From October to April Emily Starr lay in bed or on the sitting-room lounge watching the interminable windy drift of clouds over the long white hills or the passionless beauty of winter trees around quiet fields of snow, and wondering if she would ever walk again... or walk only as a pitiable cripple. There was some obscure injury to her back upon which the doctors could not agree. One said it was negligible and would right itself in time. Two others shook their heads and were afraid. But all were agreed about the foot. The scissors had made two cruel wounds... one by the ankle, one on the sole of the foot. Blood-poisoning set in. For days Emily hovered between life and death, then between the scarcely less terrible alternative of death and amputation. Aunt Elizabeth prevented that. When all the doctors agreed that it was the only way to save Emily's life she said grimly that it was not the Lord's will, as understood by the Murrays, that people's limbs should be cut off. Nor could she be removed from this position. Laura's tears and Cousin Jimmy's pleadings and Dr. Burnley's execrations and Dean Priest's agreements budged her not a jot. Emily's foot should not be cut off. Nor was it. When she recovered unmaimed Aunt Elizabeth was triumphant and Dr. Burnley confounded.

The danger of amputation was over, but the danger of lasting and bad lameness remained.
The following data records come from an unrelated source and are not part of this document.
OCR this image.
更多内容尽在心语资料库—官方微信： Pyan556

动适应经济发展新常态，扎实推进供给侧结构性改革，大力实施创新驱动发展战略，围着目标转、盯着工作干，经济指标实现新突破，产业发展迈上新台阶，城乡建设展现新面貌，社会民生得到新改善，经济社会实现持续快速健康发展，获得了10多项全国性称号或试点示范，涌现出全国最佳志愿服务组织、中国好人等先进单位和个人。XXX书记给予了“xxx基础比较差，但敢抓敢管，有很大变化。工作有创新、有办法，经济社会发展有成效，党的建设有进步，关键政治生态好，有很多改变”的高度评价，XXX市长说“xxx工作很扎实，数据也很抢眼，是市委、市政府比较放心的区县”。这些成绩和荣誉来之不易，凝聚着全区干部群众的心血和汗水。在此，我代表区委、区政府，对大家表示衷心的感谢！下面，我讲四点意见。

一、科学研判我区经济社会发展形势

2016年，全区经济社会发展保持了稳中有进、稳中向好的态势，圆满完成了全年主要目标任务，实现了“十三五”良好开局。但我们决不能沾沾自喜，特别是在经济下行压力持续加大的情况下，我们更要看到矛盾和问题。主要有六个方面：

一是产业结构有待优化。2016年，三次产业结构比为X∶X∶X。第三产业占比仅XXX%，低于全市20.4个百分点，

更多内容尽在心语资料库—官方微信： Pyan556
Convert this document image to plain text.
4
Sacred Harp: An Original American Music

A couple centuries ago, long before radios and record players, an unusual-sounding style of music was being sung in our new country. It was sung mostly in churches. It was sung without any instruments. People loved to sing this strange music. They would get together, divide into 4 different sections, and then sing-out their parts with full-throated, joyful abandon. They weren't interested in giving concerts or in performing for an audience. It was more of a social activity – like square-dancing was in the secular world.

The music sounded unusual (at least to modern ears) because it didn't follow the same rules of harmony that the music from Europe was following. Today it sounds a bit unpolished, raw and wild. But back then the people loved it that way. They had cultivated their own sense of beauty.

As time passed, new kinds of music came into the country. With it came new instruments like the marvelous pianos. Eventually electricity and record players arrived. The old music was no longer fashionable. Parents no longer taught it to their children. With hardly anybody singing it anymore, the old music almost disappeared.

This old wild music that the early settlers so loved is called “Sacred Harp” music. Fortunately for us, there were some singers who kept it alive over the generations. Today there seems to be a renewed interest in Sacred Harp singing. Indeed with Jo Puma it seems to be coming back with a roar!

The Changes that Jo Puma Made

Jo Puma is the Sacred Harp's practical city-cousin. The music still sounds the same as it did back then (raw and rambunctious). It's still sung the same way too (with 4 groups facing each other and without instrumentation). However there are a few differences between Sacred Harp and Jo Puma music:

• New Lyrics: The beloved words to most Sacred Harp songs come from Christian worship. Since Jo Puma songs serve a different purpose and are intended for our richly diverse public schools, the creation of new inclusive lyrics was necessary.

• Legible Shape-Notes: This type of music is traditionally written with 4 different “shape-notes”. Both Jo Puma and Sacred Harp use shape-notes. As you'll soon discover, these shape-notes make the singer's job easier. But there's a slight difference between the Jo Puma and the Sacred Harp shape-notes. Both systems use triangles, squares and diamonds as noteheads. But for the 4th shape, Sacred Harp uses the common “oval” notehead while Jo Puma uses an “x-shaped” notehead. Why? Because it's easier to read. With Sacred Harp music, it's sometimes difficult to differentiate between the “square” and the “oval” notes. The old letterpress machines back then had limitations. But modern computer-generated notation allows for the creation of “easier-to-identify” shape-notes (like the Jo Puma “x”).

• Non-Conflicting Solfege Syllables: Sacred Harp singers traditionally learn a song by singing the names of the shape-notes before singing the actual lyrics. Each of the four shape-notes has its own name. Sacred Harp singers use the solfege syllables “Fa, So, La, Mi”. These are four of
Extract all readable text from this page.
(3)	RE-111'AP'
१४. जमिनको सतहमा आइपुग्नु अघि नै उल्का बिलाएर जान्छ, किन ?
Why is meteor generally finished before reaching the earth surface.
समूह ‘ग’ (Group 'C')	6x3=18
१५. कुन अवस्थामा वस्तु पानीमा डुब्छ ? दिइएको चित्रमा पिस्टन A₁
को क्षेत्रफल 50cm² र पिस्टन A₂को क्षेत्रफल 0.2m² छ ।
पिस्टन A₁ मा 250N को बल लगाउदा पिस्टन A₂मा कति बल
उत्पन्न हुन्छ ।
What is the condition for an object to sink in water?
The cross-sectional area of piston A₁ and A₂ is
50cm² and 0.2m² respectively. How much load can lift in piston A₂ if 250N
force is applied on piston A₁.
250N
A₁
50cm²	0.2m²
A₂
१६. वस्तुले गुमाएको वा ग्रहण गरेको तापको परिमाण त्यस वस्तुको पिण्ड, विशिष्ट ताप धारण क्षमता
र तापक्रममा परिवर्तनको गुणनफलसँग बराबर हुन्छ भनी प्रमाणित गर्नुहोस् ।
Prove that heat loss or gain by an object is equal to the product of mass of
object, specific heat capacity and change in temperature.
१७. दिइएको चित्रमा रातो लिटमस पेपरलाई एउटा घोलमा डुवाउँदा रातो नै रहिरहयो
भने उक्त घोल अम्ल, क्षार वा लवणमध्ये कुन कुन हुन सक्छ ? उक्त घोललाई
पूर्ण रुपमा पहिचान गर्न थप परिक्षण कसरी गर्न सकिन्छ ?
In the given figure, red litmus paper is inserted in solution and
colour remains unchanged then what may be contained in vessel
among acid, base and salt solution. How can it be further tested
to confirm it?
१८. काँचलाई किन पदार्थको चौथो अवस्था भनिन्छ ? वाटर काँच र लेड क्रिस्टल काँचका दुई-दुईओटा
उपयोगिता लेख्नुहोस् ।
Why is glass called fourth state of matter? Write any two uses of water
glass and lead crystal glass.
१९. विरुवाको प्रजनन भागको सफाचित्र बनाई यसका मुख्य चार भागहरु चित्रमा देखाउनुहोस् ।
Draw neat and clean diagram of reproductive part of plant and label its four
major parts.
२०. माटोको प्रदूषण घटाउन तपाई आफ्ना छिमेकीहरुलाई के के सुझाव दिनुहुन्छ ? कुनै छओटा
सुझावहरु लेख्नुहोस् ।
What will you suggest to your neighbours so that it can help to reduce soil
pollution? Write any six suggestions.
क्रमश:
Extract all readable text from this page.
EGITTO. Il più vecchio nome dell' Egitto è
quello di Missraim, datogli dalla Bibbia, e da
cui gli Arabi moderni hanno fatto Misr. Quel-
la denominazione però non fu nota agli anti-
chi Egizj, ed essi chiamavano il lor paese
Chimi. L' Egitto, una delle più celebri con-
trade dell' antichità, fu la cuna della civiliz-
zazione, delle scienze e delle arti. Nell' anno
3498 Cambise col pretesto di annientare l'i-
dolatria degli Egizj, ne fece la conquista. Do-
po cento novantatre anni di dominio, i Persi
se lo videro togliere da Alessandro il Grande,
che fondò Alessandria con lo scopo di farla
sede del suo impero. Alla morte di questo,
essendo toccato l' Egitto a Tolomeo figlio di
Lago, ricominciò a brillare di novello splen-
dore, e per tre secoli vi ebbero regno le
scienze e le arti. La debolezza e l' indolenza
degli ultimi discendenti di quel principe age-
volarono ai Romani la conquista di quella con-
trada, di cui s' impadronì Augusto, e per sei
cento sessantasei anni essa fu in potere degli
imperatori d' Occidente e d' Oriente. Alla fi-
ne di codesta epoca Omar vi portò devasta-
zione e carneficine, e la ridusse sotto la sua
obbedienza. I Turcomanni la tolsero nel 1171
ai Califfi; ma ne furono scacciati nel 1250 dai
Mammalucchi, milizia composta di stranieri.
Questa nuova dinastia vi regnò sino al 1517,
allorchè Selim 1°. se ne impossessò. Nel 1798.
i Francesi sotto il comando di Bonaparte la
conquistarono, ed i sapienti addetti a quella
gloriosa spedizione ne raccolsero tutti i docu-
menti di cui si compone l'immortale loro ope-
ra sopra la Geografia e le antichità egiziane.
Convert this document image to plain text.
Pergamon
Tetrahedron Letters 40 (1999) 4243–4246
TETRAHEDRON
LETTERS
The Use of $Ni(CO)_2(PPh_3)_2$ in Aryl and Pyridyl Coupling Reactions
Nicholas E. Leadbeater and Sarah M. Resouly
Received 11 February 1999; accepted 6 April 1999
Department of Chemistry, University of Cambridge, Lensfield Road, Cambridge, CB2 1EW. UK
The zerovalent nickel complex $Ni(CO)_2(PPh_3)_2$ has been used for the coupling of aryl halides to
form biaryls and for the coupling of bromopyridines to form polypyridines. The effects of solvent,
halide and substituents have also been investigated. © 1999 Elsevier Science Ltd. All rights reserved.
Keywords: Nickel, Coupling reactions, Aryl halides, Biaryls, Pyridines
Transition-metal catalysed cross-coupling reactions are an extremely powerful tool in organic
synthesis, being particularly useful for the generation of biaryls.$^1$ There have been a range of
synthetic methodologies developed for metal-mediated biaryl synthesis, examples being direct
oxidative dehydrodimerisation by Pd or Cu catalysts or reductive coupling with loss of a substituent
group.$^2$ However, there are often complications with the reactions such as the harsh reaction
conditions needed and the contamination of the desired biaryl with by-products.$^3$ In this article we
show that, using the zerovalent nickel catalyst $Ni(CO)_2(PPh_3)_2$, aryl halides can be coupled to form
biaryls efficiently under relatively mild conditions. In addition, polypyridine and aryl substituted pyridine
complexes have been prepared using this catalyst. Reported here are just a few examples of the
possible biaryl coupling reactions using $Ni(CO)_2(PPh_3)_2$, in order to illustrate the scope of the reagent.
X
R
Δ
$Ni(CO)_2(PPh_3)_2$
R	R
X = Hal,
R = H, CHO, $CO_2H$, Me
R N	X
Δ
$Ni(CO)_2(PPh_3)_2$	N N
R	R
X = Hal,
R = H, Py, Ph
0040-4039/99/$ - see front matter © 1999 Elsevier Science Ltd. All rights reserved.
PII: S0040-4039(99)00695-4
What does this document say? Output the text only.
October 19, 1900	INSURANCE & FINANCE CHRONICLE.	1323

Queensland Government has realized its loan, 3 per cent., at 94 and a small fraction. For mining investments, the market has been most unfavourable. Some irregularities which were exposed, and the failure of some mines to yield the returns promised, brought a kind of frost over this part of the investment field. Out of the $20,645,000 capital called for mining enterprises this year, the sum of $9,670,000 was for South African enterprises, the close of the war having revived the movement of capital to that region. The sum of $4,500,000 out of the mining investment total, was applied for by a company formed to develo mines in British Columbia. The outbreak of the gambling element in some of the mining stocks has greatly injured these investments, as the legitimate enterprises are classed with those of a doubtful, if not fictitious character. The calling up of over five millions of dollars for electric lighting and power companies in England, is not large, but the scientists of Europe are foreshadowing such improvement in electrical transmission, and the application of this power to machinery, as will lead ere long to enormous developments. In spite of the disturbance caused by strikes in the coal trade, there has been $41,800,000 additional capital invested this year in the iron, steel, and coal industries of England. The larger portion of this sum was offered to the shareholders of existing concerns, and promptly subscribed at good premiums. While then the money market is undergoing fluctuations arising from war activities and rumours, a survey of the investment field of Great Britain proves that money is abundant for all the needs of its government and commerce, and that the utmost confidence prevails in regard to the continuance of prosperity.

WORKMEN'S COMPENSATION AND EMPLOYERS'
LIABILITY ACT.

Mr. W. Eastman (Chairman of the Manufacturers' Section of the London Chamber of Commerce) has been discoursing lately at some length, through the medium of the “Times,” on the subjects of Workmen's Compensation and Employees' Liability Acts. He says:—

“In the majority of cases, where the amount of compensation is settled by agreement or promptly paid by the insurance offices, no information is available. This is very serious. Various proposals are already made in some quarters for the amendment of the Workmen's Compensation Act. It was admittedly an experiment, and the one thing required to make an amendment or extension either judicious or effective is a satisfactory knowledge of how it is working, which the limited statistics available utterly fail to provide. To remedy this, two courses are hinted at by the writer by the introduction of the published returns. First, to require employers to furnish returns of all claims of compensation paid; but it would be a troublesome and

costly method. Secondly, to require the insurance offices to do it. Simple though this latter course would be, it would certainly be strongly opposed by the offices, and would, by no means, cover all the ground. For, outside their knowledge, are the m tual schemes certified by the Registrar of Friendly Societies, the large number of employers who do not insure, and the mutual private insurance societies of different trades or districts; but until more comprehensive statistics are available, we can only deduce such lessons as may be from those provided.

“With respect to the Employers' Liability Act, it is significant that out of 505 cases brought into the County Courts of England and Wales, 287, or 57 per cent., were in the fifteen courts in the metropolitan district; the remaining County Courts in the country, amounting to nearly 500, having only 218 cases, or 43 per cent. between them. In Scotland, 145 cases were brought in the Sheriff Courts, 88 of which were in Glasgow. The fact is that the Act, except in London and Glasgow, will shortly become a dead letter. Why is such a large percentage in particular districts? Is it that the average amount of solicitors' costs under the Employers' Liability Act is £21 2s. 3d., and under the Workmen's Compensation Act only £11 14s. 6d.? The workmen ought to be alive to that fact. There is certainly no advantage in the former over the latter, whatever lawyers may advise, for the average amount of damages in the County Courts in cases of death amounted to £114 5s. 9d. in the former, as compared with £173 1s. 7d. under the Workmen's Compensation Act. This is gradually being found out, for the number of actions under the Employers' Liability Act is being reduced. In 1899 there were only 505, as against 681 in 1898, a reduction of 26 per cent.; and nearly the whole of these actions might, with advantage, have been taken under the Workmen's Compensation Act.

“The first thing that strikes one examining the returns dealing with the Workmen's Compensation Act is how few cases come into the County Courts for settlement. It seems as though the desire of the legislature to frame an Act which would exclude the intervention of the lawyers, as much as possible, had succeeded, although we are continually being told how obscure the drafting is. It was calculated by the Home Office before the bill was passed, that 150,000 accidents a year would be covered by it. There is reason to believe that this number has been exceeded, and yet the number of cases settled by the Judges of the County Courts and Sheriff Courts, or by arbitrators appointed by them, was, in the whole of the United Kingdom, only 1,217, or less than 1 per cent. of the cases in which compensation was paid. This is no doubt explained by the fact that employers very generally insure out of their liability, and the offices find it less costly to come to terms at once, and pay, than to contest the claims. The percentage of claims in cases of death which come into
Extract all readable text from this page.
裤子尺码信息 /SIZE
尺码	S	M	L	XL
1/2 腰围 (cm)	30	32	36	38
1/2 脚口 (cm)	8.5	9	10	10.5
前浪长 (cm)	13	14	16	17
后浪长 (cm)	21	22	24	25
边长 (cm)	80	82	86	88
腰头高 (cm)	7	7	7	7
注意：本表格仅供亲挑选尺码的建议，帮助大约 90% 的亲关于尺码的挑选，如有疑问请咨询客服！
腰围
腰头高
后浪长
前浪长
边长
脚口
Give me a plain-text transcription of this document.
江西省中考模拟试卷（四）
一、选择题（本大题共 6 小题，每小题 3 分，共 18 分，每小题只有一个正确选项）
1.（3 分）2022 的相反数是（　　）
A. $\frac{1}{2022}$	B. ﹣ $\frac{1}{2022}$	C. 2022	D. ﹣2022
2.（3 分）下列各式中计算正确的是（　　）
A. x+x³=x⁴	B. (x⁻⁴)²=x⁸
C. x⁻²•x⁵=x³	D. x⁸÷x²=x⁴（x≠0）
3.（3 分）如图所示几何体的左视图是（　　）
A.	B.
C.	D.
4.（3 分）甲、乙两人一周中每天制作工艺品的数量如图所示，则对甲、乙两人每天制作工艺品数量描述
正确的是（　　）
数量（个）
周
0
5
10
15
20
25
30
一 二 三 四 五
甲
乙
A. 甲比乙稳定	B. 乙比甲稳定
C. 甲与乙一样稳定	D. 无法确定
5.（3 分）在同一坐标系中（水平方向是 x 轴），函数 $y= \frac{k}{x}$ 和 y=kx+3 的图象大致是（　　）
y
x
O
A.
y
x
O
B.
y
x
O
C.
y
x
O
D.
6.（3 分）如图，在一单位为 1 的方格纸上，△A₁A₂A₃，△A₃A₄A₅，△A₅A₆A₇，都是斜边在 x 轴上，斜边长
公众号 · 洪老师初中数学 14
Emily faced that all winter.

"If I only KNEW one way or the other," she said to Dean. "If I KNEW, I could make up my mind to bear it... perhaps. But to lie here... wondering... wondering if I'll ever be well."

"You will be well," said Dean savagely.

Emily did not know what she would have done without Dean that winter. He had given up his invariable winter trip and stayed in Blair Water that he might be near her. He spent the days with her, reading, talking, encouraging, sitting in the silence of perfect companionship. When he was with her Emily felt that she might even be able to face a lifetime of lameness. But in the long nights when everything was blotted out by pain she could not face it. Even when there was no pain her nights were often sleepless and very terrible when the wind wailed drearily about the old New Moon eaves or chased flying phantoms of snow over the hills. When she slept she dreamed, and in her dreams she was for ever climbing stairs and could never get to the top of them, lured upward by an odd little whistle... two higher notes and a low one... that ever retreated as she climbed. It was better to lie awake than have that terrible, recurrent dream. Oh, those bitter nights! Once Emily had not thought that the Bible verse declaring that there would be no night in heaven contained an attractive promise. No night? No soft twilight enkindled with stars? No white sacrament of moonlight? No mystery of velvet shadow and darkness? No ever- amazing miracle of dawn? Night was as beautiful as day and heaven would not be perfect without it.